All results as reported in primary sources referenced above.

7. Outlook and Generalizations

The next-scale prediction paradigm is broadly extensible to any domain with inherent multiscale structure. Variants have been instantiated with discrete and continuous tokenizations, flow-matching and diffusion objectives, consensus-aggregation for robustness, and both causal and Markov attention across scale transitions.
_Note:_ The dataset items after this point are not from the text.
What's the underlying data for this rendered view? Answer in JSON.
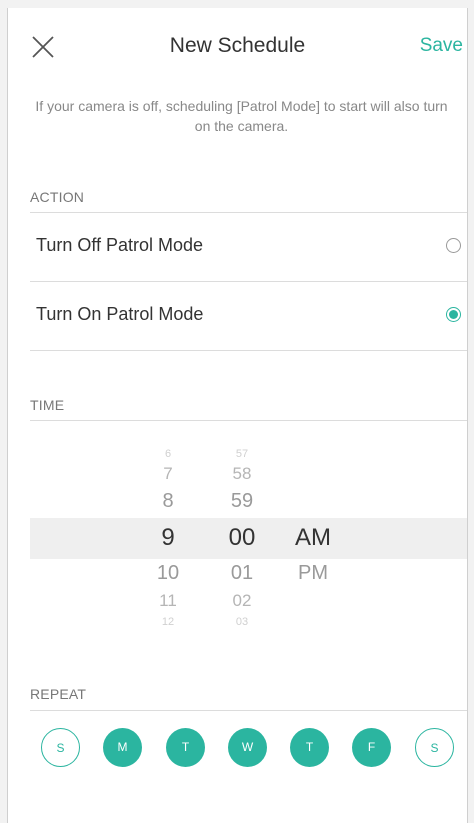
{
  "header": {
    "title": "New Schedule",
    "save_label": "Save"
  },
  "notice": "If your camera is off, scheduling [Patrol Mode] to start will also turn on the camera.",
  "action": {
    "section_label": "ACTION",
    "options": [
      {
        "label": "Turn Off Patrol Mode",
        "selected": false
      },
      {
        "label": "Turn On Patrol Mode",
        "selected": true
      }
    ]
  },
  "time": {
    "section_label": "TIME",
    "hours": [
      "6",
      "7",
      "8",
      "9",
      "10",
      "11",
      "12"
    ],
    "minutes": [
      "57",
      "58",
      "59",
      "00",
      "01",
      "02",
      "03"
    ],
    "periods": [
      "AM",
      "PM"
    ],
    "selected": {
      "hour": "9",
      "minute": "00",
      "period": "AM"
    }
  },
  "repeat": {
    "section_label": "REPEAT",
    "days": [
      {
        "label": "S",
        "active": false
      },
      {
        "label": "M",
        "active": true
      },
      {
        "label": "T",
        "active": true
      },
      {
        "label": "W",
        "active": true
      },
      {
        "label": "T",
        "active": true
      },
      {
        "label": "F",
        "active": true
      },
      {
        "label": "S",
        "active": false
      }
    ]
  },
  "colors": {
    "accent": "#2bb5a0",
    "text": "#333333",
    "muted": "#888888"
  }
}
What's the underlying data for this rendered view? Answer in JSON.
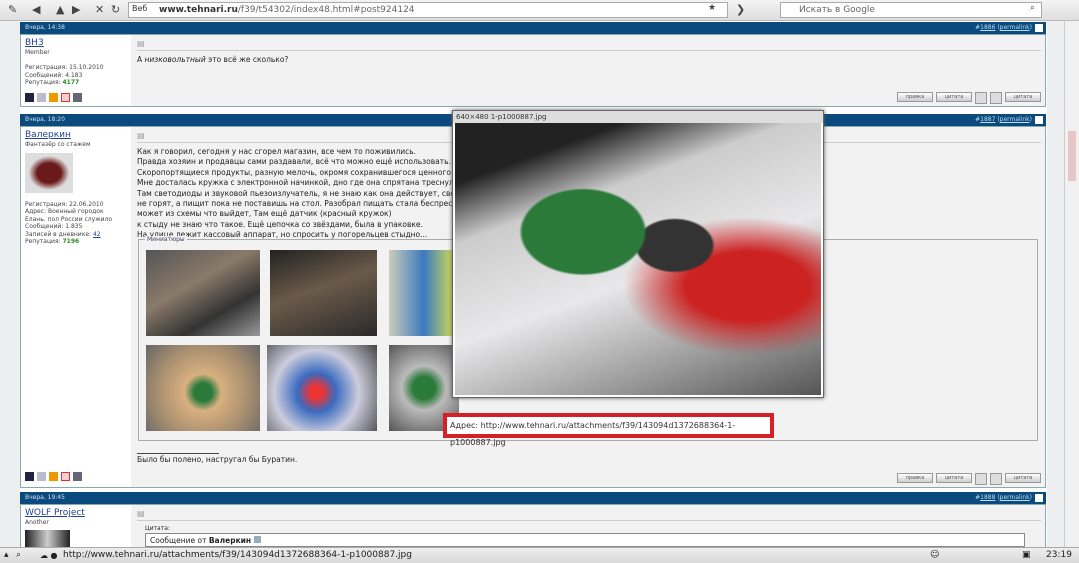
{
  "browser": {
    "url_badge": "Веб",
    "url_domain": "www.tehnari.ru",
    "url_path": "/f39/t54302/index48.html#post924124",
    "search_placeholder": "Искать в Google",
    "status_url": "http://www.tehnari.ru/attachments/f39/143094d1372688364-1-p1000887.jpg",
    "clock": "23:19"
  },
  "posts": [
    {
      "date": "Вчера, 14:38",
      "number": "1886",
      "permalink": "permalink",
      "user": "ВН3",
      "rank": "Member",
      "info": [
        "Регистрация: 15.10.2010",
        "Сообщений: 4.183"
      ],
      "rep_label": "Репутация: ",
      "rep": "4177",
      "text_pre": "А ",
      "text_em": "низковольтный",
      "text_post": " это всё же сколько?"
    },
    {
      "date": "Вчера, 18:20",
      "number": "1887",
      "permalink": "permalink",
      "user": "Валеркин",
      "rank": "Фантазёр со стажем",
      "info": [
        "Регистрация: 22.06.2010",
        "Адрес: Военный городок",
        "Елань. пол России служило",
        "Сообщений: 1.835"
      ],
      "diary_label": "Записей в дневнике: ",
      "diary": "42",
      "rep_label": "Репутация: ",
      "rep": "7196",
      "lines": [
        "Как я говорил, сегодня у нас сгорел магазин, все чем то поживились.",
        "Правда хозяин и продавцы сами раздавали, всё что можно ещё использовать.",
        "Скоропортящиеся продукты, разную мелочь, окромя сохранившегося ценного ко",
        "Мне досталась кружка с электронной начинкой, дно где она спрятана треснуло",
        "Там светодиоды и звуковой пьезоизлучатель, я не знаю как она действует, све",
        "не горят, а пищит пока не поставишь на стол. Разобрал пищать стала беспрес",
        "может из схемы что выйдет, Там ещё датчик (красный кружок)",
        "к стыду не знаю что такое. Ещё цепочка со звёздами, была в упаковке.",
        "На улице лежит кассовый аппарат, но спросить у погорельцев стыдно..."
      ],
      "thumbs_legend": "Миниатюры",
      "signature": "Было бы полено, настругал бы Буратин."
    },
    {
      "date": "Вчера, 19:45",
      "number": "1888",
      "permalink": "permalink",
      "user": "WOLF Project",
      "rank": "Another",
      "quote_label": "Цитата:",
      "quote_from": "Сообщение от ",
      "quote_author": "Валеркин"
    }
  ],
  "buttons": {
    "edit": "правка",
    "quote": "цитата",
    "quote2": "цитата"
  },
  "popup": {
    "caption": "640×480 1-p1000887.jpg",
    "address_label": "Адрес: ",
    "address": "http://www.tehnari.ru/attachments/f39/143094d1372688364-1-p1000887.jpg"
  },
  "colors": {
    "header": "#0b4a7e",
    "highlight": "#d62027"
  }
}
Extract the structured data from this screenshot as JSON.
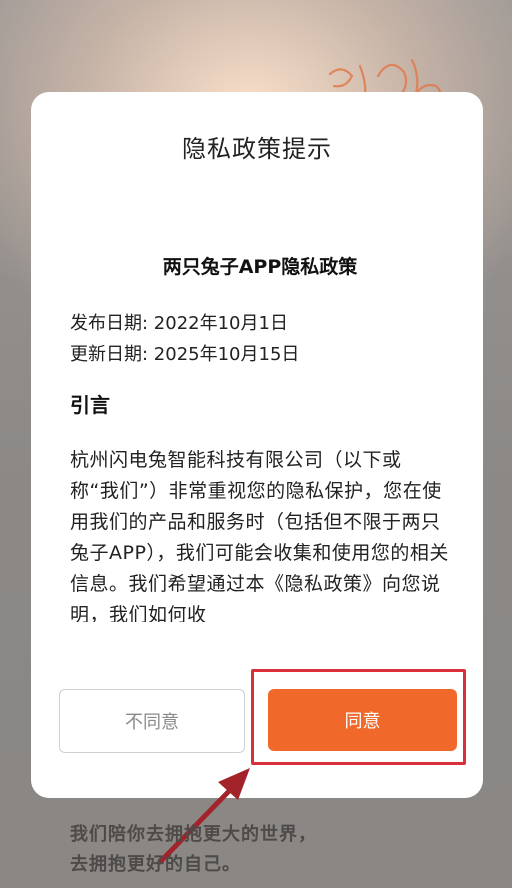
{
  "dialog": {
    "title": "隐私政策提示",
    "doc_title": "两只兔子APP隐私政策",
    "publish_date": "发布日期: 2022年10月1日",
    "update_date": "更新日期: 2025年10月15日",
    "section_title": "引言",
    "paragraph": "杭州闪电兔智能科技有限公司（以下或称“我们”）非常重视您的隐私保护，您在使用我们的产品和服务时（包括但不限于两只兔子APP），我们可能会收集和使用您的相关信息。我们希望通过本《隐私政策》向您说明，我们如何收",
    "decline_label": "不同意",
    "agree_label": "同意"
  },
  "background": {
    "slogan_line1": "我们陪你去拥抱更大的世界，",
    "slogan_line2": "去拥抱更好的自己。"
  },
  "colors": {
    "accent": "#f0692b",
    "annotation_red": "#d9303a",
    "annotation_arrow": "#a3232b"
  }
}
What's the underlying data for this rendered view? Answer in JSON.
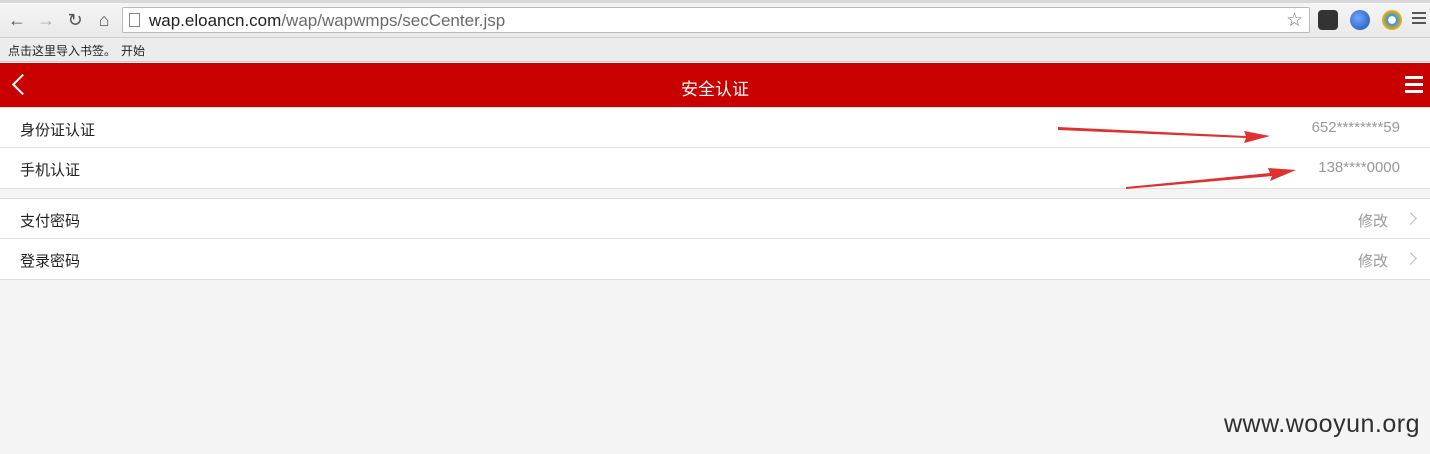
{
  "browser": {
    "url_host": "wap.eloancn.com",
    "url_path": "/wap/wapwmps/secCenter.jsp",
    "bookmarks_hint": "点击这里导入书签。",
    "bookmarks_start": "开始"
  },
  "header": {
    "title": "安全认证"
  },
  "verification": [
    {
      "label": "身份证认证",
      "value": "652********59"
    },
    {
      "label": "手机认证",
      "value": "138****0000"
    }
  ],
  "passwords": [
    {
      "label": "支付密码",
      "action": "修改"
    },
    {
      "label": "登录密码",
      "action": "修改"
    }
  ],
  "annotation_color": "#e03030",
  "header_color": "#c90000",
  "watermark": "www.wooyun.org"
}
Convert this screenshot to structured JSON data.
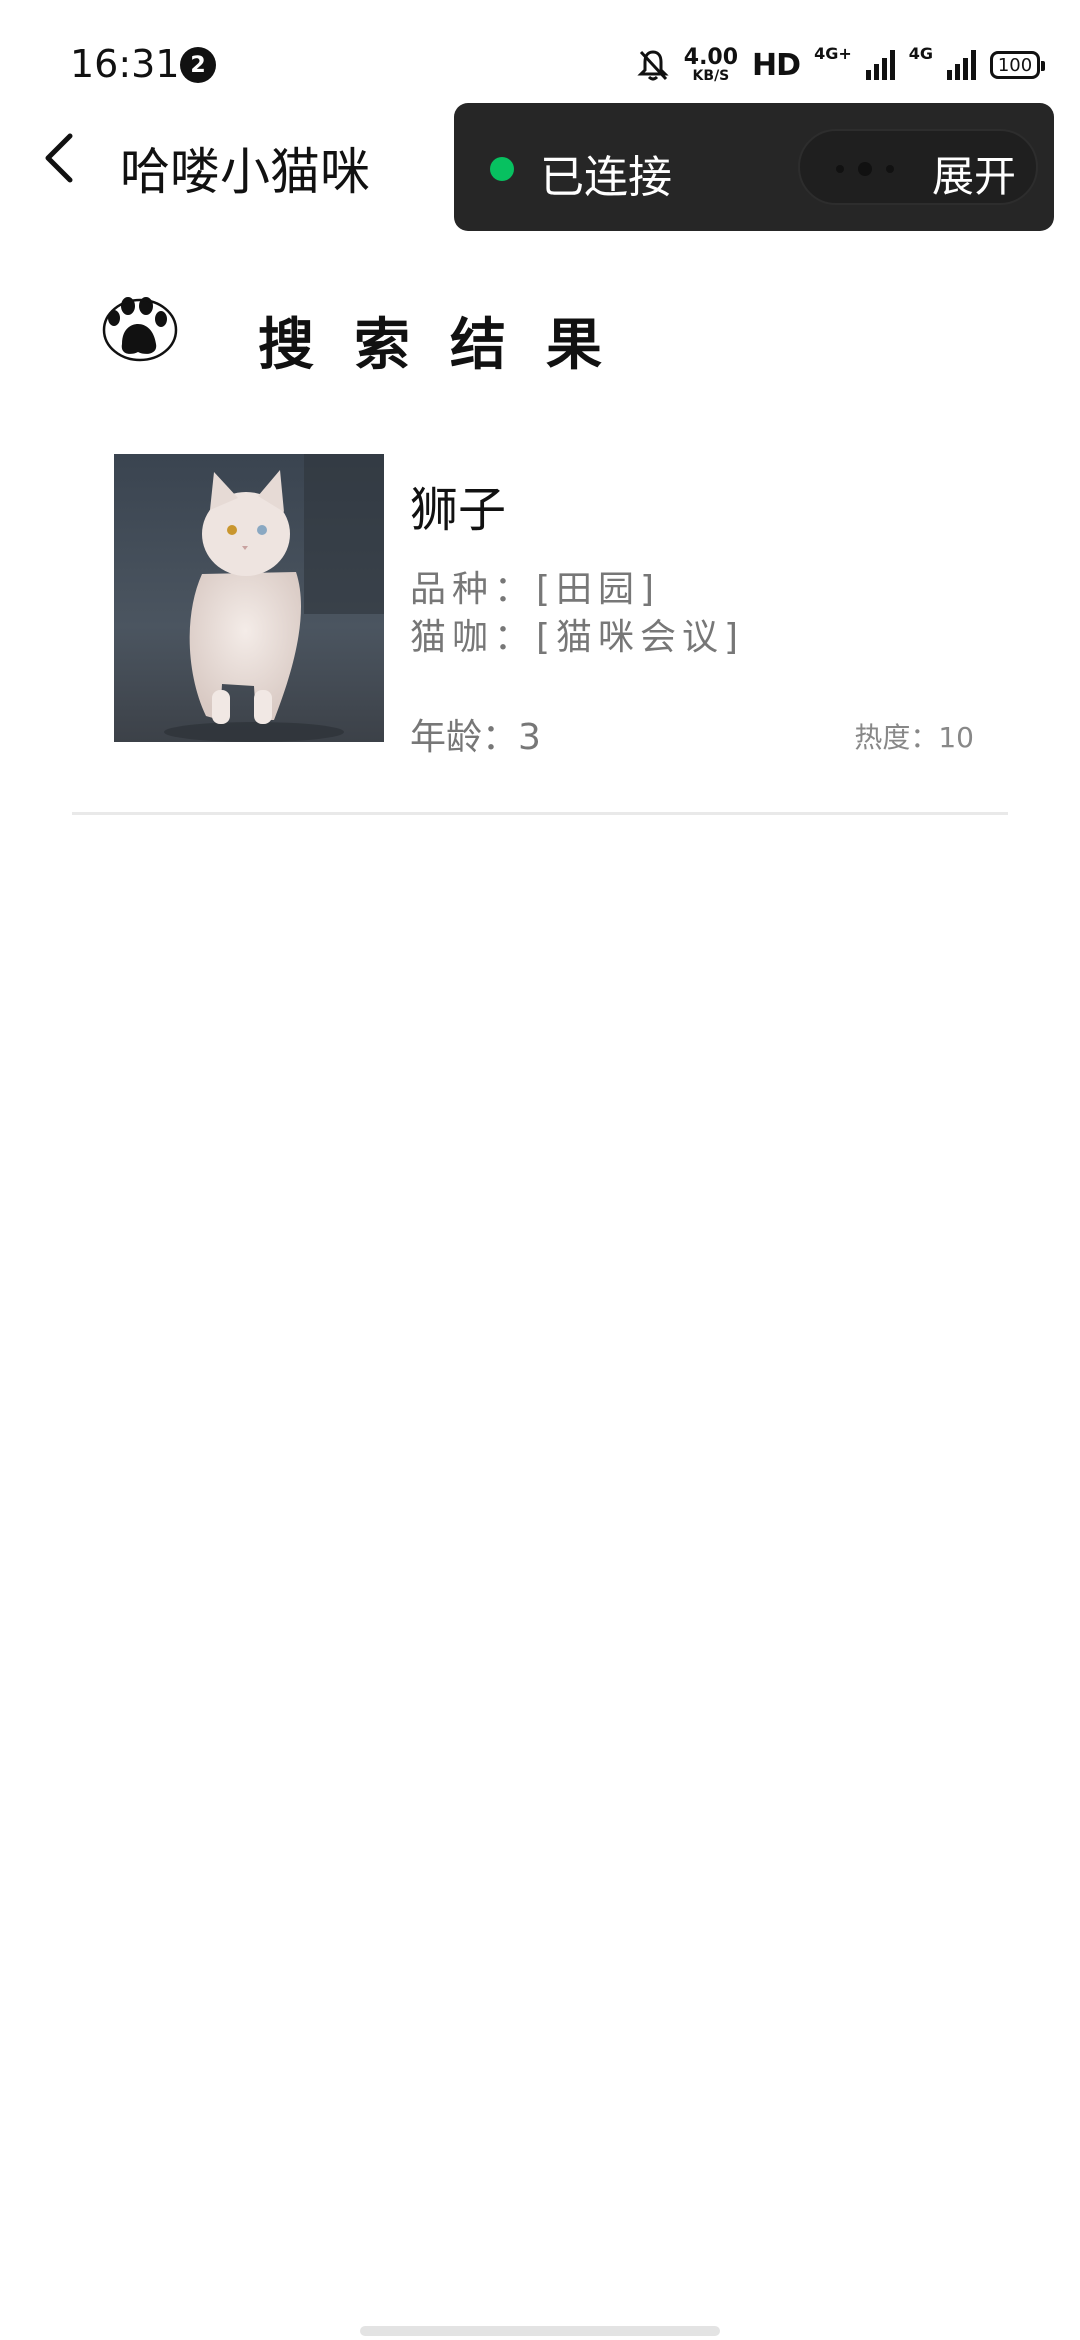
{
  "status_bar": {
    "time": "16:31",
    "notification_count": "2",
    "net_speed_value": "4.00",
    "net_speed_unit": "KB/S",
    "hd_label": "HD",
    "signal1_label": "4G+",
    "signal2_label": "4G",
    "battery": "100"
  },
  "nav": {
    "title": "哈喽小猫咪"
  },
  "connection": {
    "status": "已连接",
    "expand_label": "展开",
    "dot_color": "#07c160"
  },
  "section": {
    "title": "搜索结果"
  },
  "results": [
    {
      "name": "狮子",
      "breed": "品种：[田园]",
      "cafe": "猫咖：[猫咪会议]",
      "age": "年龄：3",
      "heat": "热度：10"
    }
  ]
}
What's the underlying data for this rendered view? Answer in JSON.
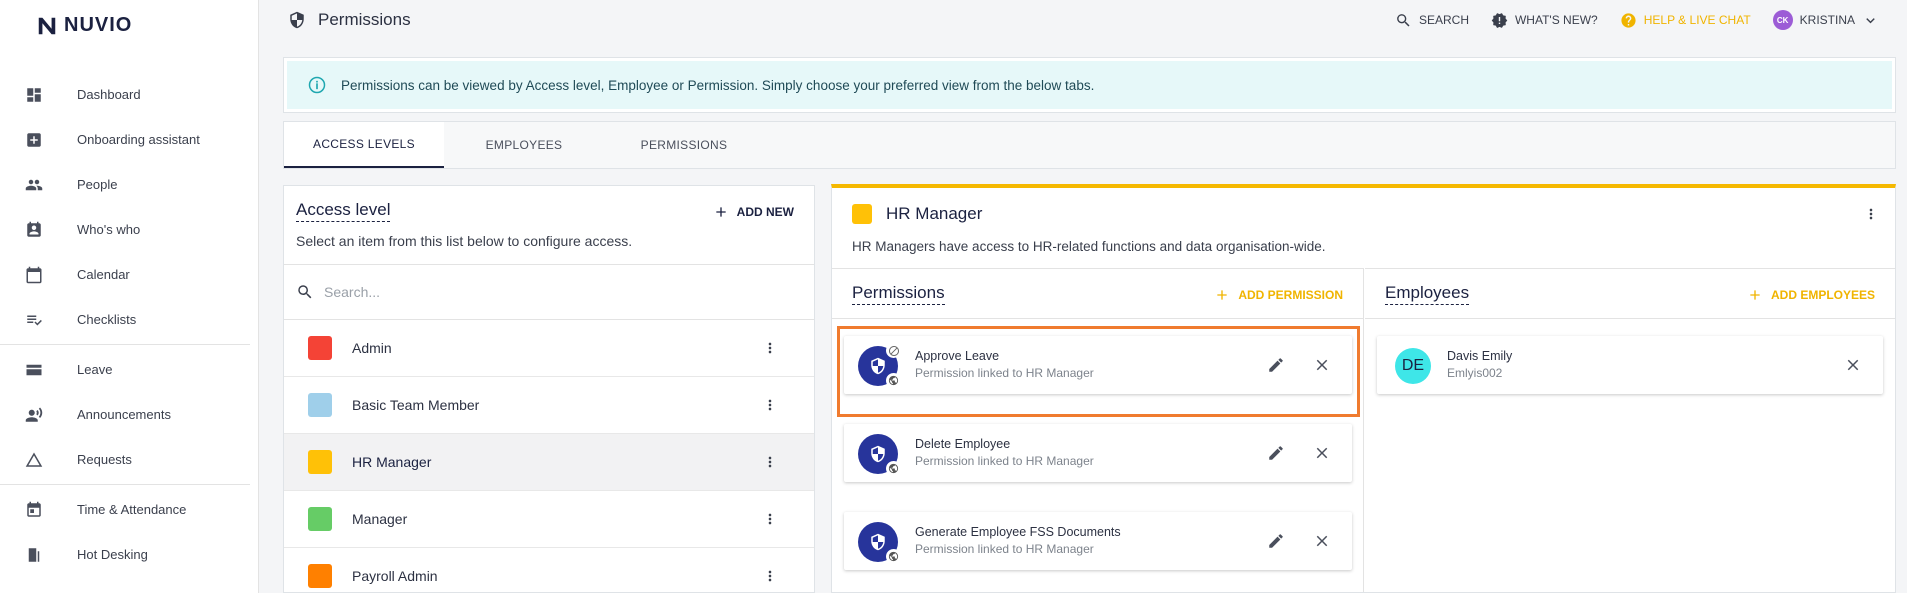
{
  "app": {
    "logo": "NUVIO"
  },
  "sidebar": {
    "items": [
      {
        "label": "Dashboard",
        "icon": "dashboard-icon"
      },
      {
        "label": "Onboarding assistant",
        "icon": "onboarding-icon"
      },
      {
        "label": "People",
        "icon": "people-icon"
      },
      {
        "label": "Who's who",
        "icon": "badge-icon"
      },
      {
        "label": "Calendar",
        "icon": "calendar-icon"
      },
      {
        "label": "Checklists",
        "icon": "checklist-icon"
      },
      {
        "label": "Leave",
        "icon": "leave-icon"
      },
      {
        "label": "Announcements",
        "icon": "announcement-icon"
      },
      {
        "label": "Requests",
        "icon": "requests-icon"
      },
      {
        "label": "Time & Attendance",
        "icon": "time-icon"
      },
      {
        "label": "Hot Desking",
        "icon": "desk-icon"
      }
    ]
  },
  "header": {
    "title": "Permissions",
    "search": "SEARCH",
    "whats_new": "WHAT'S NEW?",
    "help": "HELP & LIVE CHAT",
    "user_initials": "CK",
    "user_name": "KRISTINA"
  },
  "banner": {
    "text": "Permissions can be viewed by Access level, Employee or Permission. Simply choose your preferred view from the below tabs."
  },
  "tabs": [
    {
      "label": "ACCESS LEVELS",
      "active": true
    },
    {
      "label": "EMPLOYEES",
      "active": false
    },
    {
      "label": "PERMISSIONS",
      "active": false
    }
  ],
  "access_level": {
    "title": "Access level",
    "add_label": "ADD NEW",
    "subtitle": "Select an item from this list below to configure access.",
    "search_placeholder": "Search...",
    "items": [
      {
        "label": "Admin",
        "color": "#f44336"
      },
      {
        "label": "Basic Team Member",
        "color": "#9fcfea"
      },
      {
        "label": "HR Manager",
        "color": "#ffc107",
        "selected": true
      },
      {
        "label": "Manager",
        "color": "#66cc66"
      },
      {
        "label": "Payroll Admin",
        "color": "#ff8000"
      }
    ]
  },
  "detail": {
    "title": "HR Manager",
    "color": "#ffc107",
    "description": "HR Managers have access to HR-related functions and data organisation-wide.",
    "permissions": {
      "title": "Permissions",
      "add_label": "ADD PERMISSION",
      "items": [
        {
          "name": "Approve Leave",
          "sub": "Permission linked to HR Manager"
        },
        {
          "name": "Delete Employee",
          "sub": "Permission linked to HR Manager"
        },
        {
          "name": "Generate Employee FSS Documents",
          "sub": "Permission linked to HR Manager"
        }
      ]
    },
    "employees": {
      "title": "Employees",
      "add_label": "ADD EMPLOYEES",
      "items": [
        {
          "initials": "DE",
          "name": "Davis Emily",
          "sub": "Emlyis002"
        }
      ]
    }
  }
}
Promising future directions include:

• Hybrid Markov–full-context hierarchies for trading off history compression against expressivity (Zhang et al., 28 Nov 2025).
• Domain extension to non-Euclidean structures (e.g., social/citation graphs), ASTs, and multimodal synthesis (Jiang et al., 5 Jan 2026).
• Noise-aware and teacher–student training schemes for artifact suppression and transfer learning (Li et al., 24 Nov 2025, Shan et al., 24 Dec 2025).
• Automated scaling laws for architecture search and robust prediction of large-model behavior from prototypical runs (Yao et al., 2023, Yan et al., 11 Nov 2025).

Next-scale prediction thus unifies and generalizes autoregressive modeling, offering an efficient, permutation-aligned, and scalable approach for structured data generation, denoising, and beyond.